What do you mean by "look godd." If you can, be very specific: do you mean how the words actually look to the eye on the page? What do you mean, please?
I think my question gets right to the heart of what it is that those who write flarf are trying to do. I ain't convinced that I understand, but maybe if you clarify, I'll get closer.
Thanks.
Good question Steven. For "look good" you could substitute "be decorous" or "perform conventional decorum." Maybe I was being too idiomatic.
In other words, Flarf poems challenge the notion that any form of aesthetic decorum has an intrinsic moral value. In doing so, they reject the aestheticization of moral judgment.
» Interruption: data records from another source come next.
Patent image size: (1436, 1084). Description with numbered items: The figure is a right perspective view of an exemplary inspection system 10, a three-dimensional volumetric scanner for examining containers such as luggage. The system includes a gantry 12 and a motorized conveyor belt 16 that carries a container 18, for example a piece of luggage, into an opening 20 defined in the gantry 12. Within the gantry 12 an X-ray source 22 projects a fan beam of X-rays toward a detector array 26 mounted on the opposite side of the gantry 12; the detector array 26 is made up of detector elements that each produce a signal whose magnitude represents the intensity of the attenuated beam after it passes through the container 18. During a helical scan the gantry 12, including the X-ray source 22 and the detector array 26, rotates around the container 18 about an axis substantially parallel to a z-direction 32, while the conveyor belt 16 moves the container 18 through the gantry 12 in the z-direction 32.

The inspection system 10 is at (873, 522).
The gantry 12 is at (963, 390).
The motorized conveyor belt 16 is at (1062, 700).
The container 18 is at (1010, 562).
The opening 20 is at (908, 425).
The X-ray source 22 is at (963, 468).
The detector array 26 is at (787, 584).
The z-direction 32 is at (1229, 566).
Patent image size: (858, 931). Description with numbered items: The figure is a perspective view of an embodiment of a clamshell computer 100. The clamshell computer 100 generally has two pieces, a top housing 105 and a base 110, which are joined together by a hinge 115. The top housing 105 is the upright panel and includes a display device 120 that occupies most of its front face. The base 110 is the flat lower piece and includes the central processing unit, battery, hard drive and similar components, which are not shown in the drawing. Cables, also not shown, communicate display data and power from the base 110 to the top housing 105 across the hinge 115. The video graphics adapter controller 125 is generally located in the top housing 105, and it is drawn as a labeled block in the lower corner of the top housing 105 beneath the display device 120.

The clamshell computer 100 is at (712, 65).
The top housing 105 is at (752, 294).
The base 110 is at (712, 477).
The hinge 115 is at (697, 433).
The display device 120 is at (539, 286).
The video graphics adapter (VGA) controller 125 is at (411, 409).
At the same time, I would say that some Flarf poems are good, not because of how they look, but because of how they move and how they relate ideas.
Stan,
got it: particularly "perform conventional decorum". Thanks much!
And Stan, I most be bold here, even at the risk of being labeled a know-nothing provocateur, but I hereby challenge entirely your assertion that "Flarf writing initially emerged as a reaction to the absurd public discourse and jingoism of the U.S. response to 9-11 and the early years of the War in Iraq . . . ."
Reading your assertion a few days ago, it struck me as post-hoc boot-strapping. And my feeble research since indicates that it may well be just that.
The Flarf list-serve began in May 2001.
Flarf, in other words, "initially emerged" months before 9/11 and the months of lies and crap that followed up to and in the Iraq war.
You aren't trying to re-write history to wrap the initial emergence of flarf in something that it wasn't, to somehow boost its appeal, are you?
I mean it would give flarf a lot more shall I say "rigor" or "importance" or "intellectual ferocity" if instead of deriving from the tradition of "camp" it were the case that it's "initial" emergence was from post 9/11. But it appears the calendar doesn't support it. Nor does Gary Sullivan's long 2006 interview, with Tom Beckett, about the start of flarf.
I think you should put the 9/11 "initially emerged" assertion away. I think you should modify your original post.
It's also curious that nobody else, including apparently those who identify as flarf poets, has pointed what seems to me a clear error here. taken you up on this point here. It suggests either that people don't closely read what you write (which would be a shame, because you write well, with great ideas), a rather casual approach to chronology, or the existence of a group-think politeness of the kind that generally can be very unhealthy.
Hi Steven,
I think Flarf was in the process of emerging when 9-11 happened, and that that event strongly determined what the typical "Flarf" poem wound up looking like. I think that, without the influence of the corrosive post-9-11 atmosphere, there might have still been a "Flarf" movement, but that it would have been quite different. . . sillier and less caustic probably.
But I can't really answer highly specific questions of chronology, since I wasn't there. This is just my post-hoc understanding.
I agree that post 9/11 had an impact, a large one. And you can write long and hard about that.
It's the "initially emerged" assertion that's not right, and not right in an unfunky wrong way.
I understand you weren't there, but "highly specific" questions of chronology are essential to your assertion. I'm asking -- and I realize I have no authority to do this so please forgive me my impulse arises out of respect for your work here -- that you fact-check your theses when possible. And correct them when necessary (editing is easy in Blogger).
Especially since the facts are just a few clicks away.
Another piece of evidence/information, again just a click or two away: the post-mark on Gary Sullivan's "Mm-Hmm" poetry.com submission = January 28, 2000.
As I understand it Steven, the Flarflist was more a place for in-jokes in 2001, and the participants didn't begin to take the content there seriously (i.e. to see it as aesthetically significant or interesting) until late 2002 or 2003. So I see no reason to revise my post. Thanks for your input nonetheless.